As is so often the case this whole thing has been banging around in my brain since that first phone call. Like Brownian Motion, fragments of ideas, tiny thoughtlets moved through random synapses like so many molecules in a vacuum. Some about us, Beth and our siblings and the whole “Sandwich Generation” thing. But just like the focusing of those randomly moving molecules in a laser tube, everything really coned down to “the last time”.

Would tonight be the last time that I saw my Mom? Worse, was she really as sick as the nurses were telling Beth, and had I already for all intents and purposes seen Mom for the last time when we sat and chatted last Sunday morning?

We’ve already had a few last times. Thinking back you can see them. A few months before she finally capitulated, accepting the fact that she could no longer live alone in my “ancestral home” was the last time I saw the woman who was the driving force at the center of our family. Some time after that, I don’t really recall exactly when, I saw Mom as mostly herself, aware (and concerned) about everybody and everything, fully engaged in every waking hour of her days and nights, for the last time. Sometimes you can’t escape knowing exactly when the last time was. Someone is gone suddenly and unexpectedly, and the memory of that last time is seared in your mind. You are branded by the memory whether it was a good one or not.
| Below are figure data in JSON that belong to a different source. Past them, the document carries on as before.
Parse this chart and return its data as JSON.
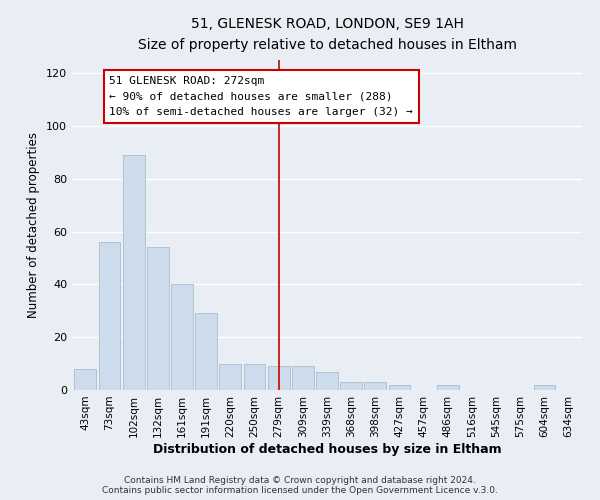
{
  "title": "51, GLENESK ROAD, LONDON, SE9 1AH",
  "subtitle": "Size of property relative to detached houses in Eltham",
  "xlabel": "Distribution of detached houses by size in Eltham",
  "ylabel": "Number of detached properties",
  "bar_color": "#ccdcec",
  "bar_edge_color": "#aabccc",
  "categories": [
    "43sqm",
    "73sqm",
    "102sqm",
    "132sqm",
    "161sqm",
    "191sqm",
    "220sqm",
    "250sqm",
    "279sqm",
    "309sqm",
    "339sqm",
    "368sqm",
    "398sqm",
    "427sqm",
    "457sqm",
    "486sqm",
    "516sqm",
    "545sqm",
    "575sqm",
    "604sqm",
    "634sqm"
  ],
  "values": [
    8,
    56,
    89,
    54,
    40,
    29,
    10,
    10,
    9,
    9,
    7,
    3,
    3,
    2,
    0,
    2,
    0,
    0,
    0,
    2,
    0
  ],
  "ylim": [
    0,
    125
  ],
  "yticks": [
    0,
    20,
    40,
    60,
    80,
    100,
    120
  ],
  "vline_x_idx": 8,
  "vline_color": "#cc0000",
  "annotation_title": "51 GLENESK ROAD: 272sqm",
  "annotation_line1": "← 90% of detached houses are smaller (288)",
  "annotation_line2": "10% of semi-detached houses are larger (32) →",
  "annotation_box_color": "#ffffff",
  "annotation_box_edge": "#cc0000",
  "footer1": "Contains HM Land Registry data © Crown copyright and database right 2024.",
  "footer2": "Contains public sector information licensed under the Open Government Licence v.3.0.",
  "background_color": "#e8eef4",
  "plot_bg_color": "#e8eef4",
  "grid_color": "#ffffff"
}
This is not a story about regret, or regret avoided. Nor is it a case of the supernatural “things happen for a reason”, thing. Not at all. If we’d been in Bluffton it would have been a version of our Alaskan trip when Mom did, indeed, end up in the hospital while we were, all of us, incommunicado 4,000 miles away. This time, for whatever reason, I was here. I am fortunate to be the sibling who gets to be the one who will be “there” when Mom finally lands after this long, long glide path to the end of her journey finally arrives. Blessed to have such a loving and caring partner in Beth, who as always is carrying the bulk of the load.

And regret? No, I have followed the advice of my close friend Bill, the surgeon, who has counseled for so long that the time to say and do all of the important things is long before the last time, no matter how suddenly a “landing” comes after that last “last time” happened. If I am not there at the beside when her earthly plane lands and her soul

departs I won’t feel as if I’ve left anything unsaid. I have long ago begun saying those four special things I learned to say when the thought of a “last time” is but a notion. I love you. Thank you. Please forgive me. I forgive you. I have long ago begun saying versions of the same to the rest of my family and my friends. I hope, because I love them dearly, that my siblings will feel the same, at least when it comes to our Mom.

There have been many “last times”, and as a son there will be yet one more. I just may not know it at the time. You never really know then it’s the last time until it’s over.